Story updated June 1 with pricing and pre-order information.
Italian electric motorcycle maker Energica, which was recently purchased by U.S.-based EV firm Ideanomics (IDEX), revealed a fourth model that is a departure from its current model line but is also a welcome addition.
Called the “Experia,” the new machine is being billed as an all-electric “touring” motorcycle, but it has a decidedly “adventure bike” bend to its style and accessories. Energica says it should be available in Autumn this year, starting at €25,590 + VAT or about $27,500USD. Current Energica models range in price from about $23,000 up to over $30,000 depending on model variations and options selected. The Experia is available for pre-order at this time. In a press release received by Forbes.com, Energica said the Experia will be available to order on “1st of June 2022 at all Energica stores worldwide.” A U.S. dealer in San Francisco is listed.
Energica says the new Experia is a complete ground-up redesign from its other offerings, which include the EsseEsse9 urban-focused machine, the Ego sport bike and the Eva Ribelle naked bike, which is similar mechanically to the Ego. Energica has been building and selling electric motorcycles for over a decade, albeit at low volume. Their recent acquisition by Ideanomics will mean more production capacity going forward, according to an interview with company principals by Forbes.com.
The Experia will feature 102 horsepower and 85 pound-feet of torque, which is a lower output than the Ego and Eva models, but should still result in stout performance, including 3.5 seconds to 60mph and a 112mph top speed. Energica says the smaller motor on the Experia is 22 pounds lighter than the Eva and Ego motors. Stated weight is 573 pounds/260kg.
The lower output should also enable the Experia to travel farther on a charge held in the bike’s new 22.5 kWh lithium polymer battery pack, the largest battery currently available from an electric motorcycle maker. Energica claims the battery features advanced “RESS (Rechargeable Energy Storage System) geometry” which makes the battery more compact while also increasing capacity. Stated range is 130 highway miles, 256 urban riding miles and 160 miles of mixed riding. Comparatively, electric motorcycles from Zero and Harley-Davidson have smaller batteries and shorter ranges; this author went 87 miles on a Zero SR/S on a range-to-zero test (below). The Zero SR/S does offer more performance potential than the Experia, however.

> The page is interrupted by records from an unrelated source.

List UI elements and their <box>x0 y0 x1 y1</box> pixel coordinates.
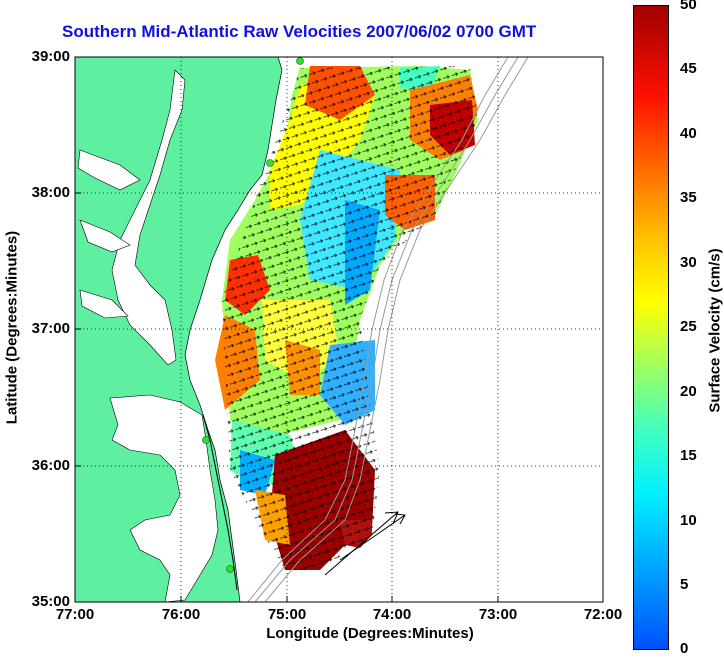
grid-lines <box>75 57 603 602</box>
y-axis-title: Latitude (Degrees:Minutes) <box>3 230 21 425</box>
colorbar-tick: 35 <box>680 189 697 206</box>
land-mass <box>75 57 283 602</box>
x-tick-label: 75:00 <box>267 606 307 623</box>
x-axis-title: Longitude (Degrees:Minutes) <box>266 625 474 642</box>
colorbar-tick: 0 <box>680 640 689 657</box>
map-title: Southern Mid-Atlantic Raw Velocities 200… <box>62 22 537 41</box>
colorbar-tick: 15 <box>680 447 697 464</box>
radar-stations <box>202 57 304 573</box>
colorbar-title: Surface Velocity (cm/s) <box>706 248 724 413</box>
station-marker <box>202 436 210 444</box>
station-marker <box>226 565 234 573</box>
y-tick-label: 38:00 <box>31 184 70 201</box>
x-tick-label: 76:00 <box>161 606 201 623</box>
x-tick-label: 73:00 <box>478 606 518 623</box>
y-tick-label: 35:00 <box>31 593 70 610</box>
bathymetry-contours <box>247 57 529 602</box>
colorbar-tick: 5 <box>680 576 689 593</box>
x-tick-label: 77:00 <box>55 606 95 623</box>
current-vectors <box>222 66 478 570</box>
colorbar-tick: 40 <box>680 125 697 142</box>
colorbar-tick: 45 <box>680 60 697 77</box>
chesapeake-bay <box>77 69 186 366</box>
colorbar-tick: 10 <box>680 512 697 529</box>
y-tick-label: 39:00 <box>31 48 70 65</box>
colorbar-tick: 25 <box>680 318 697 335</box>
x-tick-label: 74:00 <box>372 606 412 623</box>
station-marker <box>266 159 274 167</box>
x-tick-label: 72:00 <box>583 606 623 623</box>
colorbar-tick: 50 <box>680 0 697 13</box>
station-marker <box>296 57 304 65</box>
colorbar-tick: 30 <box>680 254 697 271</box>
colorbar-tick: 20 <box>680 383 697 400</box>
y-tick-label: 37:00 <box>31 320 70 337</box>
colorbar <box>633 5 669 650</box>
y-tick-label: 36:00 <box>31 457 70 474</box>
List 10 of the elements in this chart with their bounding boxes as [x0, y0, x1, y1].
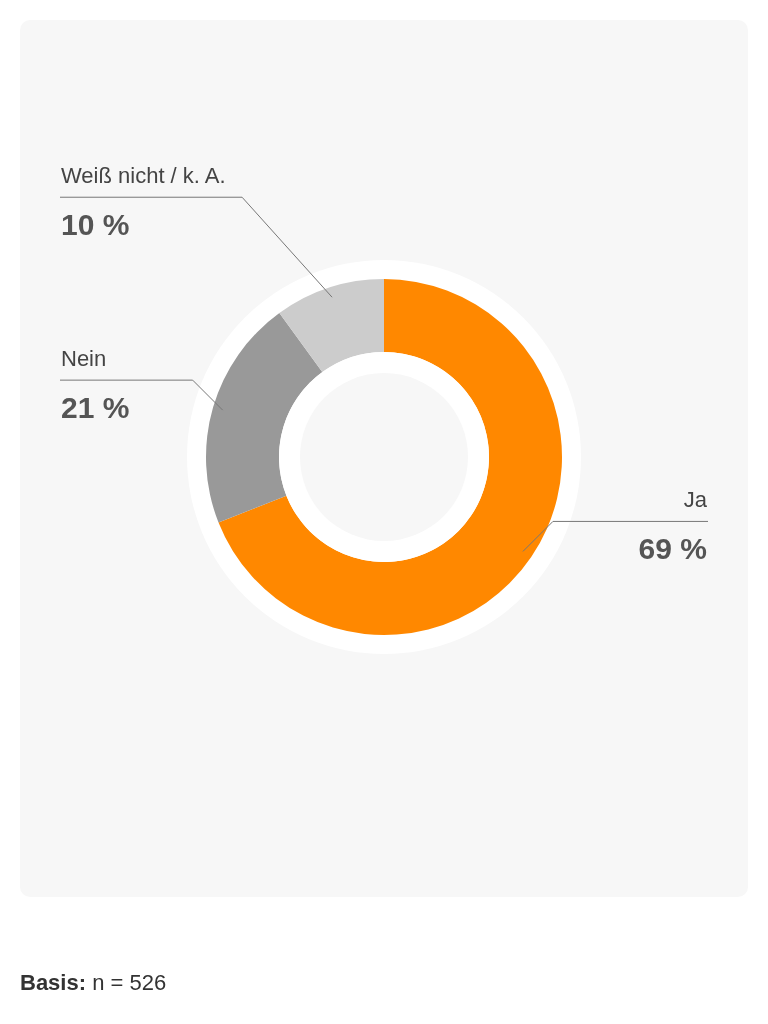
donut-slice	[218, 279, 562, 635]
text: Basis: n = 526	[20, 970, 167, 995]
data-label: 10 %	[61, 208, 130, 242]
slice-label: Nein	[61, 346, 107, 372]
data-label: 21 %	[61, 391, 130, 425]
data-label: 69 %	[638, 532, 707, 566]
donut-slice	[206, 313, 323, 523]
donut-slice	[279, 279, 384, 373]
slice-label: Ja	[683, 487, 708, 513]
slice-label: Weiß nicht / k. A.	[61, 163, 226, 189]
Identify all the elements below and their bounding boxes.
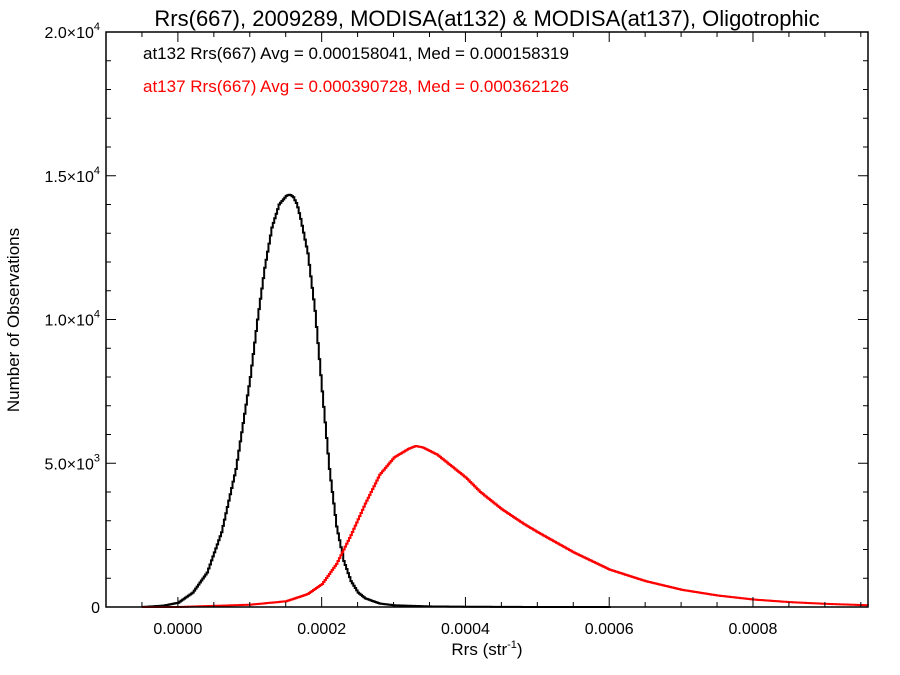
annotation-at132: at132 Rrs(667) Avg = 0.000158041, Med = … xyxy=(143,44,569,63)
x-axis-label: Rrs (str-1) xyxy=(451,639,522,659)
y-axis-label: Number of Observations xyxy=(4,228,23,412)
x-tick-label: 0.0002 xyxy=(297,621,346,638)
x-axis: 0.0000 0.0002 0.0004 0.0006 0.0008 xyxy=(105,32,862,638)
y-tick-label: 2.0×104 xyxy=(44,21,100,42)
svg-text:Rrs (str-1): Rrs (str-1) xyxy=(451,639,522,659)
plot-frame xyxy=(105,31,869,608)
y-tick-label: 5.0×103 xyxy=(44,452,100,473)
x-tick-label: 0.0004 xyxy=(441,621,490,638)
x-axis-label-text: Rrs (str xyxy=(451,640,507,659)
series-at132-line xyxy=(141,193,611,608)
x-tick-label: 0.0006 xyxy=(585,621,634,638)
x-tick-label: 0.0000 xyxy=(153,621,202,638)
annotation-at137: at137 Rrs(667) Avg = 0.000390728, Med = … xyxy=(143,77,569,96)
plot-area xyxy=(141,193,869,608)
x-axis-label-superscript: -1 xyxy=(507,639,517,651)
y-tick-label: 0 xyxy=(91,600,100,617)
y-tick-label: 1.0×104 xyxy=(44,309,100,330)
y-axis: 0 5.0×103 1.0×104 1.5×104 2.0×104 xyxy=(44,21,868,617)
y-tick-label: 1.5×104 xyxy=(44,165,100,186)
chart-title: Rrs(667), 2009289, MODISA(at132) & MODIS… xyxy=(154,6,819,31)
x-tick-label: 0.0008 xyxy=(729,621,778,638)
x-axis-label-close: ) xyxy=(517,640,523,659)
series-at137-line xyxy=(141,445,869,608)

Style-wise, the Experia presents a sharp silhouette more reminiscent of a dual-purpose adventure machine than a pure sport tourer. Angular body work, a tall profile, hard-sided panniers and a dual-sport style fairing seem to indicate the Experia could wander off the pavement given dirt-worthy tires. As stock, the Experia will ride on Pirelli Scorpion Trail II tires on 17-inch cast wheels front and back. Large dual 330mm front Brembo brakes with ABS will team with a 240mm rear Brembo setup and Bosch IMU to add cornering ABS to the control package.
A 5-inch color TFT LCD display will let riders tweak numerous settings, including ABS, traction control, and four ride modes that include Eco, Urban, Rain, Sport. Three more modes are user-programmable. Riders can also choose from four regenerative braking profiles that feed power back into the battery while the bike is slowing. There’s also cruise control as standard, and a slow-speed reverse feature. Suspension consists of Sachs ZF fully adjustable forks and monoshock with 150mm/5.9 inches of travel front and rear.
A key feature for Energica models including the Experia is Level III DCFC Fast charging capability, which Energica says will recharge the Experia to 80 percent in 40 minutes. Slower Level II and Level I (A/C outlet) charging is also standard.
The Experia comes as somewhat of a surprise to the electric motorcycle market. While U.S. riders may take issue with the 130 miles of stated highway range, the longer legs may tempt European riders used to shorter distances between cities and the wider availability of chargers as EU countries move aggressively toward EV adoption.
In April, following the announcement of Ideanomic’s acquisition of the motorcycle maker, Energica’s CEO, Livia Cevolini announced the company was expanding with a new internal program, Energica Inside, in a bid to supply other EV makers with Energica hardware and know-how around battery, motor controller and general EV technologies.